Under the program, pharmacies and other dispensers of controlled substances are required to report the names of the patients receiving the drugs, the drug type and quantity and the prescribing physician into a database that can be accessed by doctors and law enforcement. Doctors can check to see whether someone seeking a controlled substance is getting the same drugs from other doctors. Law enforcement can check for fraud when investigating complaints.
In fact, a successful use of the database by law enforcement is what unleashed the latest criticism. While investigating a fraud complaint, drug agents obtained a list of 3,300 patients seen by four doctors. The investigation resulted in several arrests.
Although most of the 3,300 patients had nothing to do with the fraud, the entire list was given to defense attorneys as part of the legal process.
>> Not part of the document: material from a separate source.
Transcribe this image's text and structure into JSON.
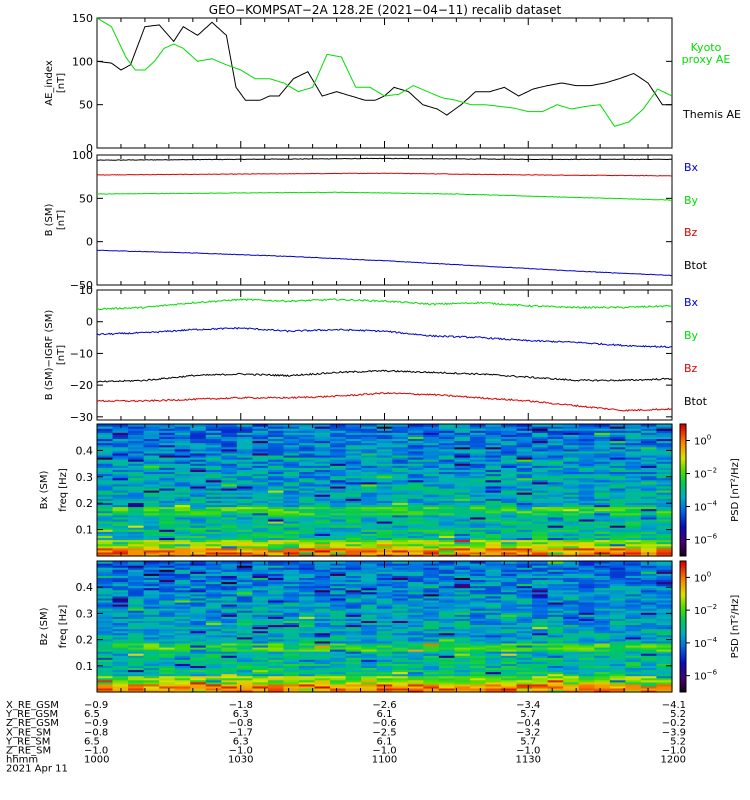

Despite warnings that the list is not a public record, one of the attorneys notified a fellow attorney who was among the patients on the list. That attorney sued, claiming the state should not have released the records of patients who had nothing to do with the fraud.
The American Civil Liberties Union is asking for a federal investigation.
Whether the state should have released the names of every patient on the list is a legitimate question. And the outcry has led to a review by the state Department of Health into the security of the database. The agency is considering tighter controls on access.
The tweaks should make for a more secure handling of the records. Considering the database has been operational for less than two years, it is far too early to consider this one breach to be a fatal flaw. Keep in mind that the attorney was wrong to ignore the confidentiality warnings and alert the other attorney.
Forty-one other states have similar databases up and running, according to the state’s Department of Health. Some states allow law enforcement to access the database directly, while others require some level of judicial review before granting access.
In Florida, law enforcement must file a report as part of an active investigation before the state grants access.
That seems reasonable, but we’ll wait for the conclusion of the Department of Health’s review before passing judgment on access, or whether the state should redact the names of innocent patients before releasing confidential lists to attorneys involved in court cases.
The Palm Beach Post — Medicare’s ‘observation status’ is unfair to seniors
Medicare’s hospital reimbursement policies are hurting patients. Congress and the Obama administration should make the regulatory changes necessary to ensure beneficiaries get the care need.
Thousands of seniors are being denied care in skilled nursing homes and rehabilitation hospitals because the hospitals where they initially sought treatment refused to admit them, instead putting them on “observation status.” Medicare will cover such care only for patients admitted to a hospital for at least three consecutive days prior to seeking services.